In fact, the "experiment" has been a success so far. However, having multiple networks available has proven to be beneficial. From some campgrounds, Sprint has delivered a very weak signal while AT&T has delivered strong signals. From other campgrounds, the exact opposite has been true. After three days on the road, I cannot claim that any one company provides "the best" wireless networking along the east coast. Perhaps I can tell after a bit more experimentation.
Along the way, I have learned many new facts. For one, motor home living requires a very compact lifestyle! It isn't practical to bring everything in the motor home as there isn't enough room! Everything is "downsized." I have learned to boil water in the wok. A wok is a necessary cooking utensil for my lifestyle but I have learned to give up the teakettle. I have also learned that I don't need as many clothes as I am used to keeping in the closet. Laundromats are available in many places.

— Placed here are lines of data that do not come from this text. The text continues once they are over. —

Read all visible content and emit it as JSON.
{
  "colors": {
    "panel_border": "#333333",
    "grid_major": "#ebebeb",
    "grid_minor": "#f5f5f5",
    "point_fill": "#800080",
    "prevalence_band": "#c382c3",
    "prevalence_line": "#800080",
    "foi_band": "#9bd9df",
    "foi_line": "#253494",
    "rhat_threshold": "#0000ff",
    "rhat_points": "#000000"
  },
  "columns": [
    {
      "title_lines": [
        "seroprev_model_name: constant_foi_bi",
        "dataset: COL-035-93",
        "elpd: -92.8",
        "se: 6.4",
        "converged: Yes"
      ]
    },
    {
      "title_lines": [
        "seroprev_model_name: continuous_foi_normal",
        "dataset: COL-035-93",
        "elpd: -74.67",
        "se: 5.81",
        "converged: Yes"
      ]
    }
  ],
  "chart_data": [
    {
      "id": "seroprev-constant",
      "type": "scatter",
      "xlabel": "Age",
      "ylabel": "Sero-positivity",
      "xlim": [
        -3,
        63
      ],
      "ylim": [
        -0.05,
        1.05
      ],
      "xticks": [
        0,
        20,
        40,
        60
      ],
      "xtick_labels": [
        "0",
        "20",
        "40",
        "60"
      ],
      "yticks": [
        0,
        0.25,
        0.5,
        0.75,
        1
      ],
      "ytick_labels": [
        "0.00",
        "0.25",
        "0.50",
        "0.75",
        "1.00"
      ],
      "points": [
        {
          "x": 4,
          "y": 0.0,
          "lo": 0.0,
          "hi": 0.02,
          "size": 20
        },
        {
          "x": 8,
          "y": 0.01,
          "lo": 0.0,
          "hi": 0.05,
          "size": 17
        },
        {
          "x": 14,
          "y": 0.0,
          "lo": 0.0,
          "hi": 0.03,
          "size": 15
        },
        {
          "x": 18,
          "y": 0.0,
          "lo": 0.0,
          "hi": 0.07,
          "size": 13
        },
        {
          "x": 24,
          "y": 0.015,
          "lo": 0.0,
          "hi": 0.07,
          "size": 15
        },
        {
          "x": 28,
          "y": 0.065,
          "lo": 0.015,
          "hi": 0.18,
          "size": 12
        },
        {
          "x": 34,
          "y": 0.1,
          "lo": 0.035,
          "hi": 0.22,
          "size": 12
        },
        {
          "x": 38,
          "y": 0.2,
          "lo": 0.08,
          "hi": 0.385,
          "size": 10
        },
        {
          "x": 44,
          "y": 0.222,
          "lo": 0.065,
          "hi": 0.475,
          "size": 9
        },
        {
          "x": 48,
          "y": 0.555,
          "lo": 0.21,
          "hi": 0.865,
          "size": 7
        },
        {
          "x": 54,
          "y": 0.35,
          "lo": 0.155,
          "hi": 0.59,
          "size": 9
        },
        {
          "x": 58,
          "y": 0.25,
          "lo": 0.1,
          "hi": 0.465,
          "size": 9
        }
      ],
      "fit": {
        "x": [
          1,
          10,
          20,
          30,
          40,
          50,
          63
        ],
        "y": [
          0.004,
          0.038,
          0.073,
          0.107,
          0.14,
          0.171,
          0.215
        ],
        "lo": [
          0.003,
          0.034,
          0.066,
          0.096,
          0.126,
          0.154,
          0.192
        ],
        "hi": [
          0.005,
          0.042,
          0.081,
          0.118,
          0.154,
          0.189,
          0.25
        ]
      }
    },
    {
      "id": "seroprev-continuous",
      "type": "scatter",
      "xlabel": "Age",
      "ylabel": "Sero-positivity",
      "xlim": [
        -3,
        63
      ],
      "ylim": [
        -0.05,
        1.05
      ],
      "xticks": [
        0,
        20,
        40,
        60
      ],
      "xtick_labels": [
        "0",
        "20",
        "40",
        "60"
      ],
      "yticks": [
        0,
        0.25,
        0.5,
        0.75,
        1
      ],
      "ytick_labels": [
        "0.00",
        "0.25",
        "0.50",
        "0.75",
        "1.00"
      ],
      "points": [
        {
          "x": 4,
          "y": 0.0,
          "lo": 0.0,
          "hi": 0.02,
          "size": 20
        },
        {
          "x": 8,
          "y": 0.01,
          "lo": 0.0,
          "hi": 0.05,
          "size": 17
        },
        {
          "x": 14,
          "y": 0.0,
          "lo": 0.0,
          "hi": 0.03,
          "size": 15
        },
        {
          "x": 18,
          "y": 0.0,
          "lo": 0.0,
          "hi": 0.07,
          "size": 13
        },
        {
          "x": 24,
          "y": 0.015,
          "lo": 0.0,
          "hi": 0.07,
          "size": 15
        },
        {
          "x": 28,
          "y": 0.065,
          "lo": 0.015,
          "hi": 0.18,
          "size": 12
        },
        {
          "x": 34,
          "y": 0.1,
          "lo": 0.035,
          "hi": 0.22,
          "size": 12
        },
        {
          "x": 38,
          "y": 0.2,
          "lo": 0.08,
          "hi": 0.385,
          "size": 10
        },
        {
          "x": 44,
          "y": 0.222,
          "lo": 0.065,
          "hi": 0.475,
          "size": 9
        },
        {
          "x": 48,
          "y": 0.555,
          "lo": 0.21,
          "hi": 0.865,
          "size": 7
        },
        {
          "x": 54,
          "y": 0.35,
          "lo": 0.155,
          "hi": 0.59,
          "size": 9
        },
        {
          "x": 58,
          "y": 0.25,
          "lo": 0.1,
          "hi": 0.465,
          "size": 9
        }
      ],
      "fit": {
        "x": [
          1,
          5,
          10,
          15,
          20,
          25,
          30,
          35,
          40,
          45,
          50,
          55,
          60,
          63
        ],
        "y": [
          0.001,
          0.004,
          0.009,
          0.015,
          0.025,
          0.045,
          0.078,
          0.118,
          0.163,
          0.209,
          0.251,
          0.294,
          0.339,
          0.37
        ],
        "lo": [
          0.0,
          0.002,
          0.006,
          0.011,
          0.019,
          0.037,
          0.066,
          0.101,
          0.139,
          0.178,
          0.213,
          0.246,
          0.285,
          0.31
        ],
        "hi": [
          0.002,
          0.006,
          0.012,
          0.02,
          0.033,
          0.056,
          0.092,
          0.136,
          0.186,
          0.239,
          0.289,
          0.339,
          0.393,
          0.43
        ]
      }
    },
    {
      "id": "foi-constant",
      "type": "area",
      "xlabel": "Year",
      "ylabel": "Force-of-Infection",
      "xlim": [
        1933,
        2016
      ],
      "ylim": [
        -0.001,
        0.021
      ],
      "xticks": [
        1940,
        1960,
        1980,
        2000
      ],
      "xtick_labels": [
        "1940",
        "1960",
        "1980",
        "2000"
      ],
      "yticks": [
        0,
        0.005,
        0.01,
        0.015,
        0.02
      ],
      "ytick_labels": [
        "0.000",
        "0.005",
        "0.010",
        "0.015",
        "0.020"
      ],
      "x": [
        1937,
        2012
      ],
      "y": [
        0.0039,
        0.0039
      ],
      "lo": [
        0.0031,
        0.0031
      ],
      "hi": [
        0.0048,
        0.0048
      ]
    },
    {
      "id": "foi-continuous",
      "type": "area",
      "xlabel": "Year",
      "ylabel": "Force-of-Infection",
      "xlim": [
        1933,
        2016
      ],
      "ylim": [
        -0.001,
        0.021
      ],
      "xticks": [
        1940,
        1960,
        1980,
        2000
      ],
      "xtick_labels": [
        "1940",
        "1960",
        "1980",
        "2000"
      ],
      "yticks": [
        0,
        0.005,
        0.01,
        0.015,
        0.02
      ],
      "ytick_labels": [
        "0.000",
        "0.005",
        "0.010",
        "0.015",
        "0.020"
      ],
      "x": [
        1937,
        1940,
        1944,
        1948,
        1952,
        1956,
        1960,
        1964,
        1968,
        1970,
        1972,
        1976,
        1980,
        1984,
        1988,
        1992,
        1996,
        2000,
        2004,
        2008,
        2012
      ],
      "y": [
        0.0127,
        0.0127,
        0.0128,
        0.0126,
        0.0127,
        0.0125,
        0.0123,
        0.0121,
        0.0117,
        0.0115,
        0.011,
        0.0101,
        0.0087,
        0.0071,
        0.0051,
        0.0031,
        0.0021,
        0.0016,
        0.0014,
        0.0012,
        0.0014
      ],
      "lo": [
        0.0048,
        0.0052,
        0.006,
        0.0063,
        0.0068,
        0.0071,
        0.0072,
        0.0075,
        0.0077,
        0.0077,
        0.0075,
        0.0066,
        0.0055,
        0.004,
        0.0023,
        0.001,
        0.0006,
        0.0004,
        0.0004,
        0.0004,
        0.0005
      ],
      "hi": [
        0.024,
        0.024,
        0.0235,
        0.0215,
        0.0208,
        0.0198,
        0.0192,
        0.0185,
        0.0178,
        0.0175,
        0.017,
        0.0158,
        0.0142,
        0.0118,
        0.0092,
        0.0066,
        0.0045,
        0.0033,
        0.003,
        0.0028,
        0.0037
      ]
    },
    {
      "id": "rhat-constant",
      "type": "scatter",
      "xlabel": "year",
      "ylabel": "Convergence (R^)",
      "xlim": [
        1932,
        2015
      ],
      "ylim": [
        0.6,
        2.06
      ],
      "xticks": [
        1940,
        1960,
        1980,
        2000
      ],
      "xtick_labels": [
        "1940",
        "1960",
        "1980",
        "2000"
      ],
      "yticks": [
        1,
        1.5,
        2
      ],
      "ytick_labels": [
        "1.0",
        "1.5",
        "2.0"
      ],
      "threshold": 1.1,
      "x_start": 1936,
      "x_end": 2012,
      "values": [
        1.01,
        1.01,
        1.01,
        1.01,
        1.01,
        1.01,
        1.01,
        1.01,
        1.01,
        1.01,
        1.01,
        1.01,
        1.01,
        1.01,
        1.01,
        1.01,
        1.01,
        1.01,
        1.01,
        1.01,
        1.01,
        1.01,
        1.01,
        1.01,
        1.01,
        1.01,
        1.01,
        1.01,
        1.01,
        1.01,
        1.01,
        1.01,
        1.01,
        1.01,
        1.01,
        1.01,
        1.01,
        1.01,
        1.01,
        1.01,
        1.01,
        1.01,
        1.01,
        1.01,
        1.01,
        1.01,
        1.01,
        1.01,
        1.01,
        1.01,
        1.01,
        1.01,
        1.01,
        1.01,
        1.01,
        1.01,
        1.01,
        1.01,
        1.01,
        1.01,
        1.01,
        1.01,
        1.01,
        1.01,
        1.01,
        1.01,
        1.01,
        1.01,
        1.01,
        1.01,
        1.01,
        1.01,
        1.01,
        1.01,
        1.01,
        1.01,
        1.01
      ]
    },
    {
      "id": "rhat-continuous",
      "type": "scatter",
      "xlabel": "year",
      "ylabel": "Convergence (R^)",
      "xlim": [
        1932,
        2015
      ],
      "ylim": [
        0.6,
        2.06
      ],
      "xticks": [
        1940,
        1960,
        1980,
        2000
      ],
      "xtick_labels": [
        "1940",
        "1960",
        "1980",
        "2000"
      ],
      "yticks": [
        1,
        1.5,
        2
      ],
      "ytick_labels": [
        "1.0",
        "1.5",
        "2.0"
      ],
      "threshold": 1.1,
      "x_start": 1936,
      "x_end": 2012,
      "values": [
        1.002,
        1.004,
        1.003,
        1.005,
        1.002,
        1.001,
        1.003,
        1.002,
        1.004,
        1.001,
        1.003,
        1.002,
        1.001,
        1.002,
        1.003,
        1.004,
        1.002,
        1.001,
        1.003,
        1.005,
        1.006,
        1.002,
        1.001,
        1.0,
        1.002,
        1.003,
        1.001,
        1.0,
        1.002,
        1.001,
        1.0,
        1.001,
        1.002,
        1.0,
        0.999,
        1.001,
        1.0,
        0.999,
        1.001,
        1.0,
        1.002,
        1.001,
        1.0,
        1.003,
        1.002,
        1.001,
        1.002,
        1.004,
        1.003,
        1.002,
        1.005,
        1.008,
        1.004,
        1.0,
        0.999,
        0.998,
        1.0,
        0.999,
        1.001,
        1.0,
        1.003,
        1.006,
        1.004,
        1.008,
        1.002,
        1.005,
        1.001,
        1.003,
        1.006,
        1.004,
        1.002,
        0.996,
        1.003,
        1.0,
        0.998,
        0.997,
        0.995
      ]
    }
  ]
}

Can I travel to courthouses and other locations where my ancestors lived to research original records? I think so. Can I retrace the steps of my ancestors? Probably. Can I attend genealogy conferences and seminars from a motor home? Probably. I intend to find out.
Even more important for a genealogist, I am accelerating my plans to digitize every book and magazine I own and to throw away the originals. I simply don't have room for 300 or 400 genealogy books on board the motor home! Yet all those books will fit in a one-ounce jump drive. Even better, making backups is easy.
I am learning to digitize EVERYTHING: books, magazines, incoming mail, bills, bank statements, medical records, and everything else I can think of. I already use a "bank online" service and a "pay bills online" service offered by that bank. I recently signed up for the option to stop sending monthly bank statements on paper via the U.S. Mail and to send those statements to me as PDF files in email instead.
I hope to have a paper-free lifestyle within a very few months. I hope to process nearly no paper documents at all. Everything in my life will be on the laptop with multiple backups, of course, kept in online "cloud-based" backup services.
Is this practical? Ask me in a few months.
My plan right now is to experiment with shorter trips over the next few months, then convert to full-time living in a motor home shortly after New Year's Day.
I'll let you know of my successes and/or failures.
In the meantime, if you see a Minnie Winnie traveling down the road with a few extra antennas for my ham radio gear, it is probably me. Please honk as you pass by. (I travel about 55 miles per hour in order to minimize gas consumption.) I think I will add a www.EOGN.com bumper sticker so that you can recognize me.
This article was written on a Samsung web-based Chromebook laptop using the built-in 3G wireless Verizon networking.